NAP5 identified human factors (HF) contributors in the majority of reports of AAGA.

The commonest contributory factors, using the National Patient Safety Agency (NPSA) classifications (see Classification > Cause page) were: medication, patient, education/training and task.

All anaesthetists should be educated in human factors, so they can understand their potential impact on patient care and how environments, equipment and systems of work might impact on the risk of, amongst other things, AAGA.

Investigation of and responses to episodes of AAGA – especially those involving drug error – should consider not only action errors, but also the broader threats and latent factors that made such an event more or less likely.

RSI is only used in 7.4% of all GAs administered in the UK but an RSI was used in 36% of all certain/probable reports .

Sodium thiopental (STP) is used in <3% of inductions in the UK and 87% of these inductions are RSI. In NAP5 92% of reports involved an RSI used STP.

Opioids are used in 75.8% of all non-LSCS RSIs and 23.4% of LSCS RSIs in the UK. Only 39% of reports of AAGA during RSI included use of an opioid .

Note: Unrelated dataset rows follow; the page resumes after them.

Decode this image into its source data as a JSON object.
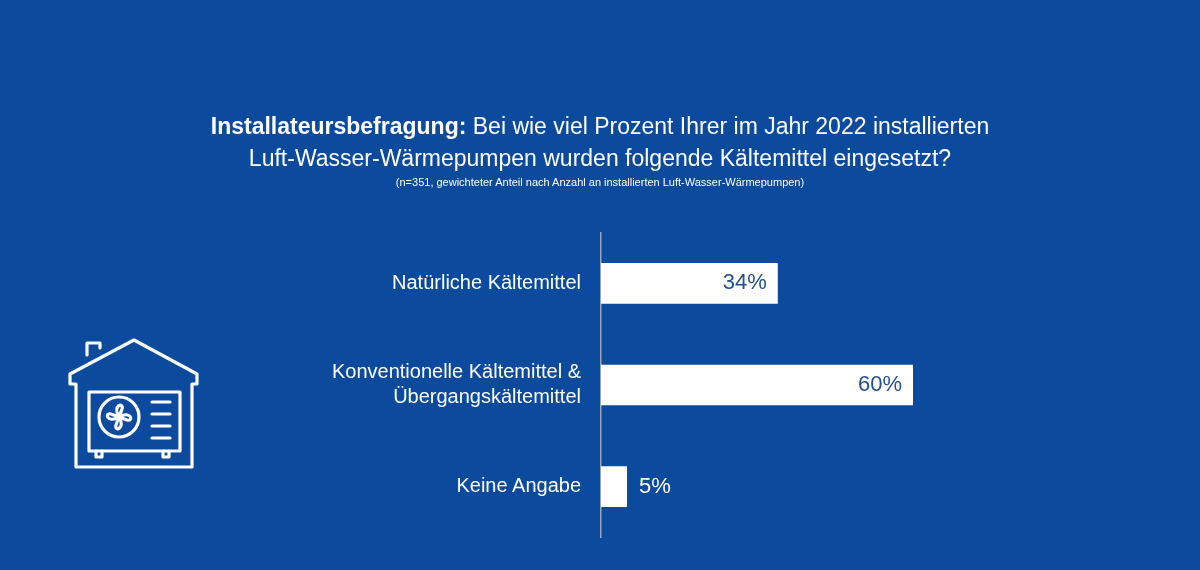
{
  "chart_data": {
    "type": "bar",
    "orientation": "horizontal",
    "title": "Installateursbefragung: Bei wie viel Prozent Ihrer im Jahr 2022 installierten Luft-Wasser-Wärmepumpen wurden folgende Kältemittel eingesetzt?",
    "subtitle": "(n=351, gewichteter Anteil nach Anzahl an installierten Luft-Wasser-Wärmepumpen)",
    "categories": [
      "Natürliche Kältemittel",
      "Konventionelle Kältemittel & Übergangskältemittel",
      "Keine Angabe"
    ],
    "values": [
      34,
      60,
      5
    ],
    "value_labels": [
      "34%",
      "60%",
      "5%"
    ],
    "color": "#ffffff",
    "grid": false,
    "legend": false
  }
}
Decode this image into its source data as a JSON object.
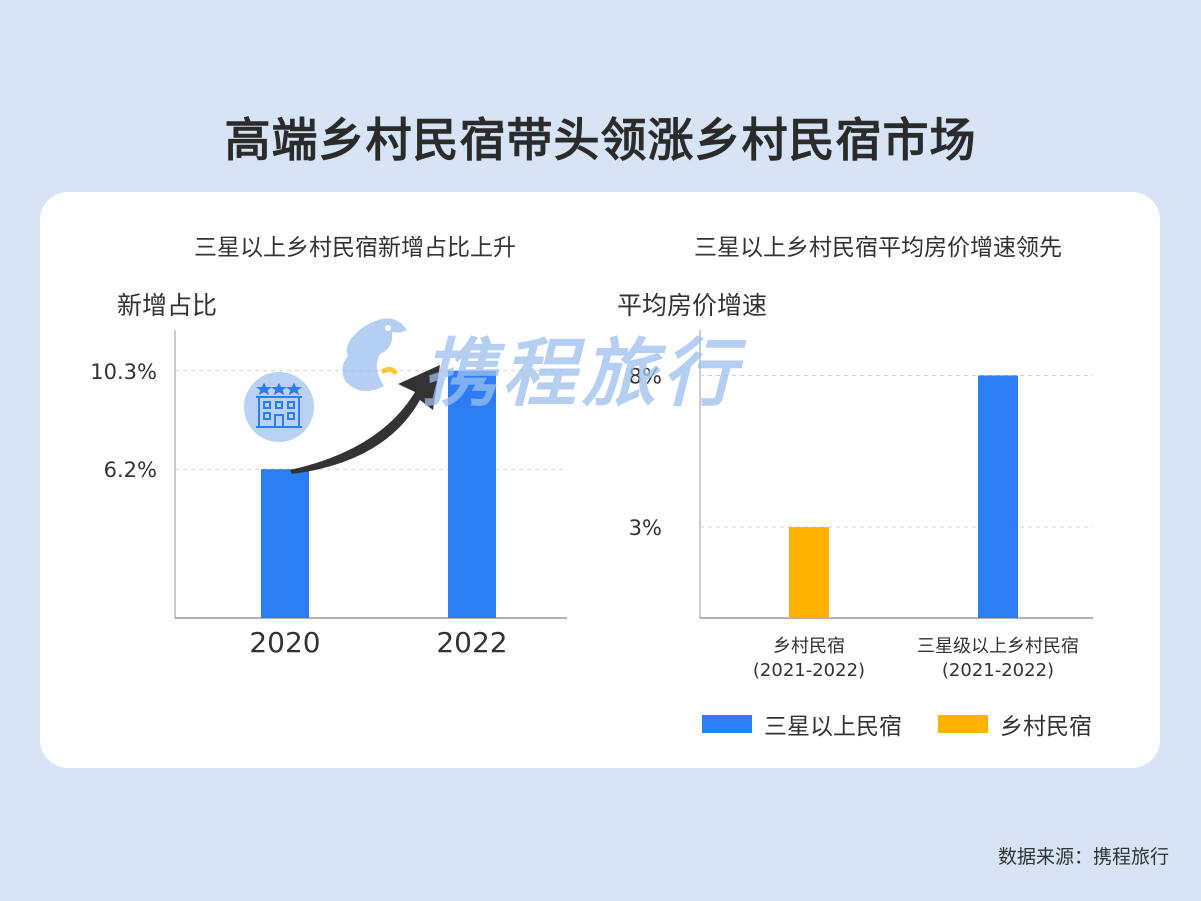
{
  "title": "高端乡村民宿带头领涨乡村民宿市场",
  "source": "数据来源：携程旅行",
  "watermark": "携程旅行",
  "colors": {
    "blue": "#2c7cf5",
    "orange": "#ffb300",
    "background": "#d6e4f5"
  },
  "icons": {
    "hotel": "hotel-building-icon",
    "trend": "trend-arrow-icon",
    "logo": "dolphin-logo-icon"
  },
  "chart_data": [
    {
      "type": "bar",
      "title": "三星以上乡村民宿新增占比上升",
      "ylabel": "新增占比",
      "categories": [
        "2020",
        "2022"
      ],
      "values": [
        6.2,
        10.3
      ],
      "value_labels": [
        "6.2%",
        "10.3%"
      ],
      "ylim": [
        0,
        12
      ],
      "grid": true,
      "bar_color": "#2c7cf5"
    },
    {
      "type": "bar",
      "title": "三星以上乡村民宿平均房价增速领先",
      "ylabel": "平均房价增速",
      "categories": [
        "乡村民宿\n(2021-2022)",
        "三星级以上乡村民宿\n(2021-2022)"
      ],
      "values": [
        3,
        8
      ],
      "value_labels": [
        "3%",
        "8%"
      ],
      "ylim": [
        0,
        9.5
      ],
      "grid": true,
      "series": [
        {
          "name": "三星以上民宿",
          "color": "#2c7cf5"
        },
        {
          "name": "乡村民宿",
          "color": "#ffb300"
        }
      ],
      "bar_colors": [
        "#ffb300",
        "#2c7cf5"
      ],
      "legend_position": "bottom-center"
    }
  ]
}
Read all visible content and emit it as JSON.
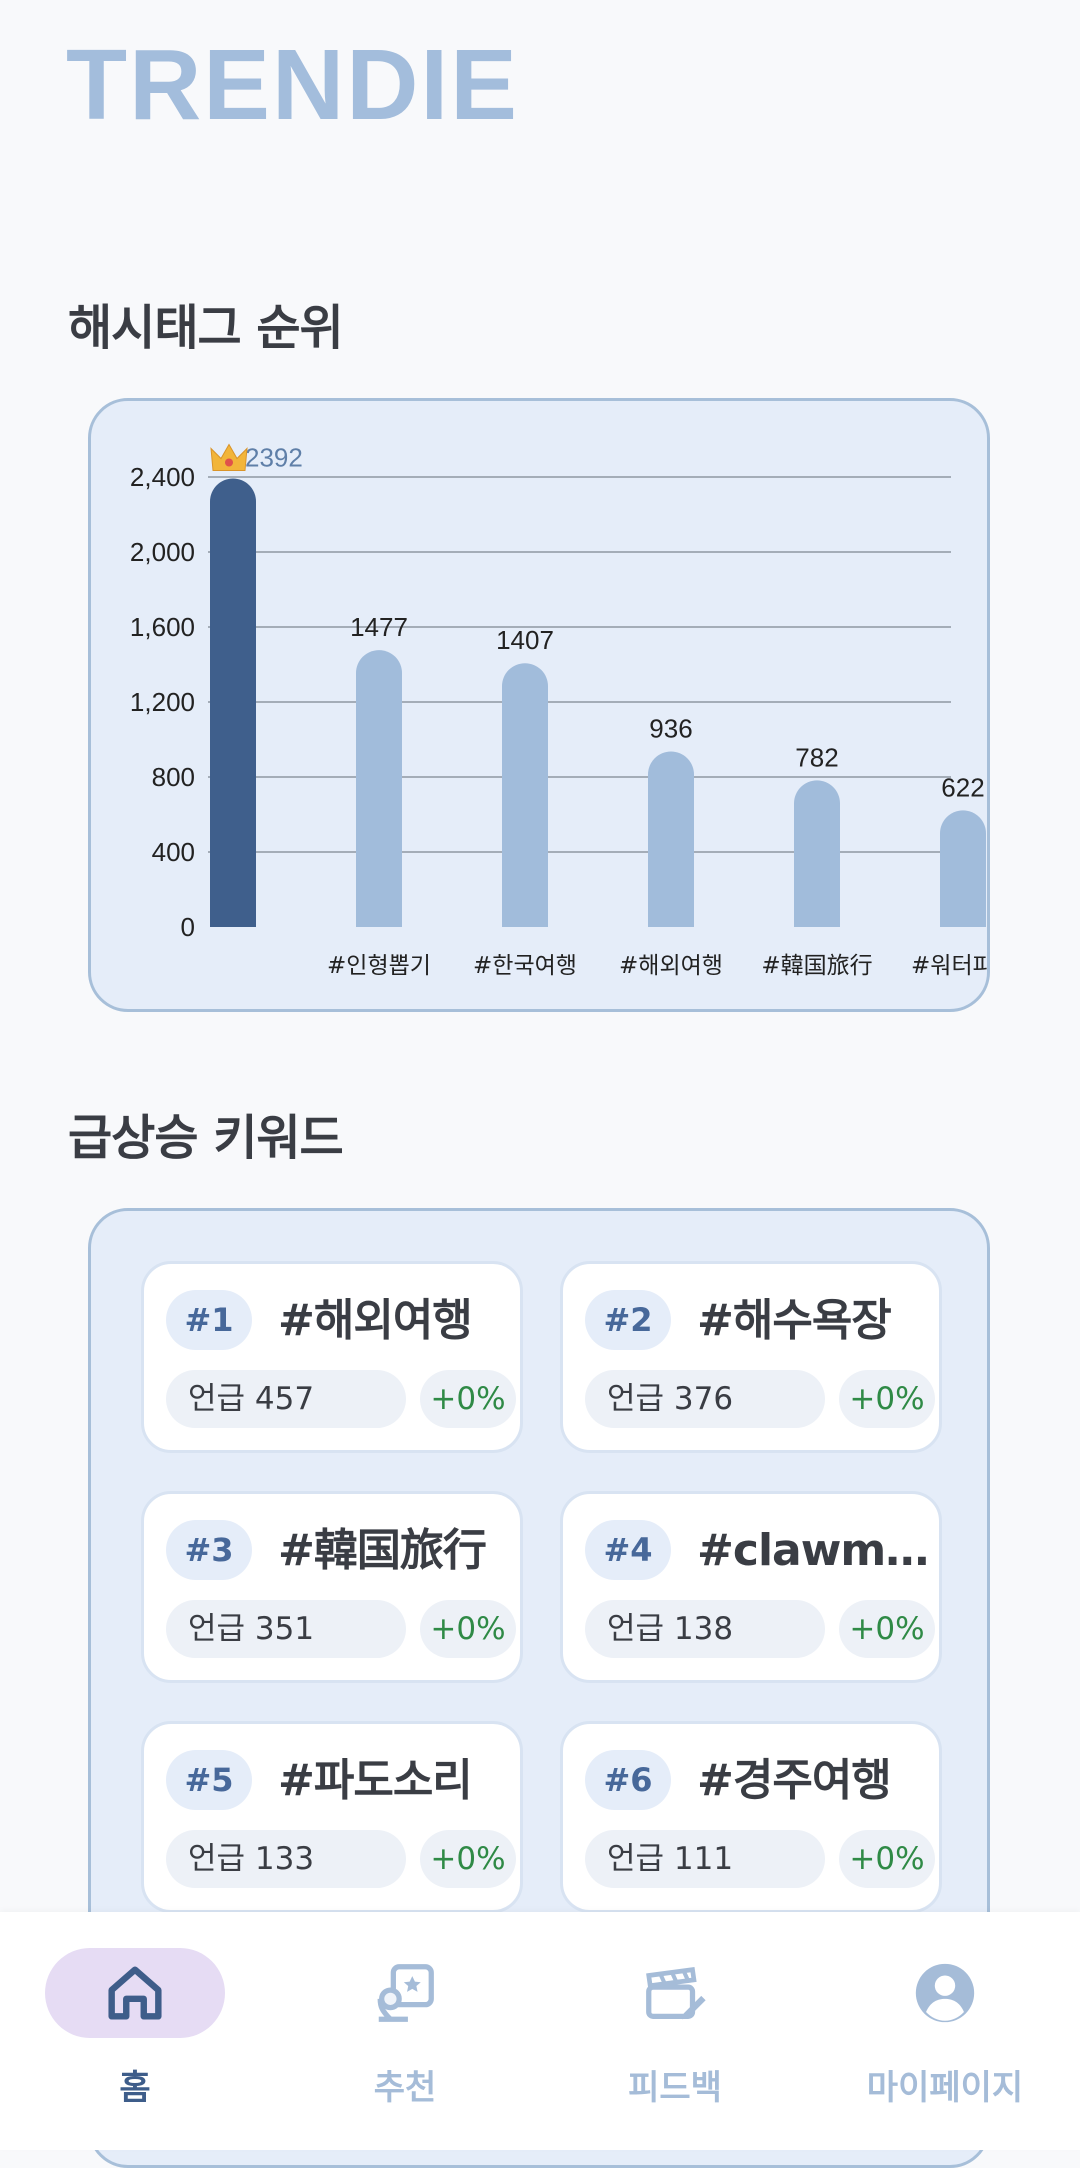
{
  "app": {
    "title": "TRENDIE"
  },
  "sections": {
    "hashtag_ranking_title": "해시태그 순위",
    "surging_keywords_title": "급상승 키워드"
  },
  "chart_data": {
    "type": "bar",
    "categories": [
      "",
      "#인형뽑기",
      "#한국여행",
      "#해외여행",
      "#韓国旅行",
      "#워터파크"
    ],
    "values": [
      2392,
      1477,
      1407,
      936,
      782,
      622
    ],
    "data_labels": [
      "2392",
      "1477",
      "1407",
      "936",
      "782",
      "622"
    ],
    "yticks": [
      "0",
      "400",
      "800",
      "1,200",
      "1,600",
      "2,000",
      "2,400"
    ],
    "ytick_values": [
      0,
      400,
      800,
      1200,
      1600,
      2000,
      2400
    ],
    "ylim": [
      0,
      2400
    ],
    "grid": true,
    "top_marker": "crown",
    "colors": {
      "top_bar": "#3f5f8c",
      "bar": "#a1bcdb",
      "grid": "#8f98a3",
      "top_label": "#5f7fa8"
    }
  },
  "keywords": [
    {
      "rank": "#1",
      "tag": "#해외여행",
      "mention": "언급 457",
      "change": "+0%"
    },
    {
      "rank": "#2",
      "tag": "#해수욕장",
      "mention": "언급 376",
      "change": "+0%"
    },
    {
      "rank": "#3",
      "tag": "#韓国旅行",
      "mention": "언급 351",
      "change": "+0%"
    },
    {
      "rank": "#4",
      "tag": "#clawmachine",
      "mention": "언급 138",
      "change": "+0%"
    },
    {
      "rank": "#5",
      "tag": "#파도소리",
      "mention": "언급 133",
      "change": "+0%"
    },
    {
      "rank": "#6",
      "tag": "#경주여행",
      "mention": "언급 111",
      "change": "+0%"
    }
  ],
  "nav": {
    "items": [
      {
        "label": "홈",
        "icon": "home-icon",
        "active": true
      },
      {
        "label": "추천",
        "icon": "recommend-icon",
        "active": false
      },
      {
        "label": "피드백",
        "icon": "clapperboard-icon",
        "active": false
      },
      {
        "label": "마이페이지",
        "icon": "profile-icon",
        "active": false
      }
    ]
  },
  "colors": {
    "brand": "#a3bddc",
    "active_nav_text": "#3e5d8a",
    "inactive_nav": "#a5bcd8",
    "positive_change": "#2f8a46"
  }
}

STP in conventional doses (4mg/kg) has a wide range of BIS values including many >70 and duration of action is frequently shorter than the duration of paralysis from suxamethonium.

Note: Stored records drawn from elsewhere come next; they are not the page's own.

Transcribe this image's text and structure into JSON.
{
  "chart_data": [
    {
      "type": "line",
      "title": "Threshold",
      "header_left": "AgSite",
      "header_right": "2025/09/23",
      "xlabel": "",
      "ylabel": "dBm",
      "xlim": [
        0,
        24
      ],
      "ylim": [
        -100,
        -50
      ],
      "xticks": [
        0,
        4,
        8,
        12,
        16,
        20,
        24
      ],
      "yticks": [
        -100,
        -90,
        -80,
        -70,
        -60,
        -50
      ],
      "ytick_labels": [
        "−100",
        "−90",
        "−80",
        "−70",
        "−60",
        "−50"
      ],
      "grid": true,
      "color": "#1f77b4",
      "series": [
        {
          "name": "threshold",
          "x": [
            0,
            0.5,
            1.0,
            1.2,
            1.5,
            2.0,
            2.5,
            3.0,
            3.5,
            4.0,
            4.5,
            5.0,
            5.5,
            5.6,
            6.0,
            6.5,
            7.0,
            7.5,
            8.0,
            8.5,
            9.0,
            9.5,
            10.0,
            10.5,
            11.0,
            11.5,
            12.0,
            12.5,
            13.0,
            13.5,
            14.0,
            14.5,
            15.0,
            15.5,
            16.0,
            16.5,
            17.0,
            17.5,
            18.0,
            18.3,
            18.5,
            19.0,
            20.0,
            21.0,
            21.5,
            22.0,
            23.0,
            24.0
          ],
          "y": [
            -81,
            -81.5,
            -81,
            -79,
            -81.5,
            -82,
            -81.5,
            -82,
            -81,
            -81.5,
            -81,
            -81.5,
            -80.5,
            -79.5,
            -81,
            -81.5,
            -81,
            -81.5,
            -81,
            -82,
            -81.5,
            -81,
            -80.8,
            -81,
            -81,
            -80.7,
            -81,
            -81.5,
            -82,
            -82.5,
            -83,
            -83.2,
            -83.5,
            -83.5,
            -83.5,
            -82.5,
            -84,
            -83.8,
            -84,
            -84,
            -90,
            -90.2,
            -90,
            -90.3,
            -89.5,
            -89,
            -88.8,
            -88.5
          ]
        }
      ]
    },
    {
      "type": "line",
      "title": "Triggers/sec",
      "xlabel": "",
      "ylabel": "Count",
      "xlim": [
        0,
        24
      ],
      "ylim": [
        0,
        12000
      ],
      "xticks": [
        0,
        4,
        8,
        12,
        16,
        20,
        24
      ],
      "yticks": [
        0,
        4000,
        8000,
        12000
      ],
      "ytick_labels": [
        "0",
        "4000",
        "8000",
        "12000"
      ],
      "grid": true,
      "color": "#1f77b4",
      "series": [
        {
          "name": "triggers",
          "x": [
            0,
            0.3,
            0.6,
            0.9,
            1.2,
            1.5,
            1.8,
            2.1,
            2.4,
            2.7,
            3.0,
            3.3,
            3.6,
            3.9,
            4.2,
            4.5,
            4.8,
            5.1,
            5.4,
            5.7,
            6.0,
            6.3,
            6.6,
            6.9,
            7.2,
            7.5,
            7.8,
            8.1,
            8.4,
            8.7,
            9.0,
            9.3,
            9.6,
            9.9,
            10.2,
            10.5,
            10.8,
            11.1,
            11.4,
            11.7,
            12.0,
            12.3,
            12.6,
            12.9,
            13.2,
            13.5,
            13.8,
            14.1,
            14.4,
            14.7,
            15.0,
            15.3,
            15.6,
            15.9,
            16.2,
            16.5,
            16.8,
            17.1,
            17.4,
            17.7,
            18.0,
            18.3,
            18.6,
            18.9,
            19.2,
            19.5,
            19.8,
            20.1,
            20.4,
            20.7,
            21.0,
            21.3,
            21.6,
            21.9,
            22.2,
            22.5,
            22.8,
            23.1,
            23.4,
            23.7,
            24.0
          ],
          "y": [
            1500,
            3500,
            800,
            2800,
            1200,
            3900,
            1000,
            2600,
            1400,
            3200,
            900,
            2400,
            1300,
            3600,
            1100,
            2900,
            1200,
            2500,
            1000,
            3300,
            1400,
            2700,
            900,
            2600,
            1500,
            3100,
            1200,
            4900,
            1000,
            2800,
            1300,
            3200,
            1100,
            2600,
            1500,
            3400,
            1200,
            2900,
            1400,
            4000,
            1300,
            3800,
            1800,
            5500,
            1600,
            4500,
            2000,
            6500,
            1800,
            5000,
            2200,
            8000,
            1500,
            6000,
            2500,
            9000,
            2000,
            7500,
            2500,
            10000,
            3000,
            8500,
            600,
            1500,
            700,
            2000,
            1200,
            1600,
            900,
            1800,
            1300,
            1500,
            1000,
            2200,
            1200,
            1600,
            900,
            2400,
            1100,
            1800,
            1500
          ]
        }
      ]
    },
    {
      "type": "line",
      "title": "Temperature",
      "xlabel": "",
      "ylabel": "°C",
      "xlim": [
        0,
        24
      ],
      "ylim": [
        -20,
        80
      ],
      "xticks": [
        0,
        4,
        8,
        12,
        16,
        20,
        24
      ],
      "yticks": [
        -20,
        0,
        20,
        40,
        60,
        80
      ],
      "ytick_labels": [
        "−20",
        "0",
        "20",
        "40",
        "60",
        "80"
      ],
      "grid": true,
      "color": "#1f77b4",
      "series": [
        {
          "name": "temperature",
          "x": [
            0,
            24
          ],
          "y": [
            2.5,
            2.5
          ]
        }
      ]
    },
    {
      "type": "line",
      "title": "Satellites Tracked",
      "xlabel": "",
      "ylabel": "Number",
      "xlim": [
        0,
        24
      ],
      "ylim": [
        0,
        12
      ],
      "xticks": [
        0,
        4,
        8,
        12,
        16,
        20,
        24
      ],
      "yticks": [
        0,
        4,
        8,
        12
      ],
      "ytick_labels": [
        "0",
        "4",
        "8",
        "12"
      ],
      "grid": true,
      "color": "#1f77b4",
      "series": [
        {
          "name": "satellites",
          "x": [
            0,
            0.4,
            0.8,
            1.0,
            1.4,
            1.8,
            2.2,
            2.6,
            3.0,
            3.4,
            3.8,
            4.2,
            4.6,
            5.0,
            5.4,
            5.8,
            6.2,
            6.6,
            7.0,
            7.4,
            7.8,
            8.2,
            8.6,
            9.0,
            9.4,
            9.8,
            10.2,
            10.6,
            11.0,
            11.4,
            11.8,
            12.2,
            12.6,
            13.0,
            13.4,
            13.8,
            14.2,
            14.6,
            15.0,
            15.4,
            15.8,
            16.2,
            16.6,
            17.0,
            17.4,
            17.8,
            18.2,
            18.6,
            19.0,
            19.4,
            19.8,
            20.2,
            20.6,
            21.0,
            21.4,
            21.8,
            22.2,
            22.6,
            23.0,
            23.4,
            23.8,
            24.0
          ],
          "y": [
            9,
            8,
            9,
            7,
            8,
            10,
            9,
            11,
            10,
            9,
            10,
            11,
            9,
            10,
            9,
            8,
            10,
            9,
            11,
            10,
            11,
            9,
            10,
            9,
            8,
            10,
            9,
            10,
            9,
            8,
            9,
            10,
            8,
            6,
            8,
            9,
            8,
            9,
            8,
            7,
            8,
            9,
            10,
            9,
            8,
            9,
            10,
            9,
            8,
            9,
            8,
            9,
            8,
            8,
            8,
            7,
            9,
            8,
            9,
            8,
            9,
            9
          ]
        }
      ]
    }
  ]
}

RSI increases the risk of difficult/failed intubation and failure to plan whether to continue anaesthesia or to wake the patient was evident in several reports, as was relative underdosing of NMBs which may contribute to difficult airway management.

Reference to standard doses should guide intravenous induction agent doses

Caution should be exercised using thiopental for RSI

Obesity and difficult airway management are risk factors during RSI

Prolonged/difficult airway management will require continued (logically intravenous) anaesthesia

Specific depth of anaesthesia (DOA) monitors are rarely used in UK anaesthetic practice: in only 2.8% of general anaesthetics for processed EEG (pEEG) and 0.03% for the isolated forearm technique (IFT).

Of the 141 reports to NAP5 judged to be Certain/probable/possible AAGA, six (4.3%) occurred despite use of a pEEG monitor. However lack of detail means appropriate and continuous use cannot be confirmed. These monitors appeared to be used in a ‘targeted fashion’: for instance, in the Activity Survey, whereas pEEGs were used in only 3.5% of cases where volatile and neuromuscular blockade (NMB) was used, they were used in 23.4% of cases with total intravenous anaesthesia (TIVA) and NMB. A crude analysis of the cases of AAGA in which pEEG was used or omitted was not able to detect whether there was a marked protective effect of its use.

Only one report of AAGA in association with DOA monitoring was followed by adverse psychological sequelae. The possibility of a more subtle benefit of DOA monitors in protecting against ‘AAGA with sequelae’ merits investigation.

Although end-tidal anaesthetic gas monitoring is an alternative to DOA monitoring, in ~75% of reports to NAP5 it would probably have been impractical or ineffective at preventing AAGA.

The overall findings are supportive of the use of DOA monitoring in selected circumstances, but provide no support in others.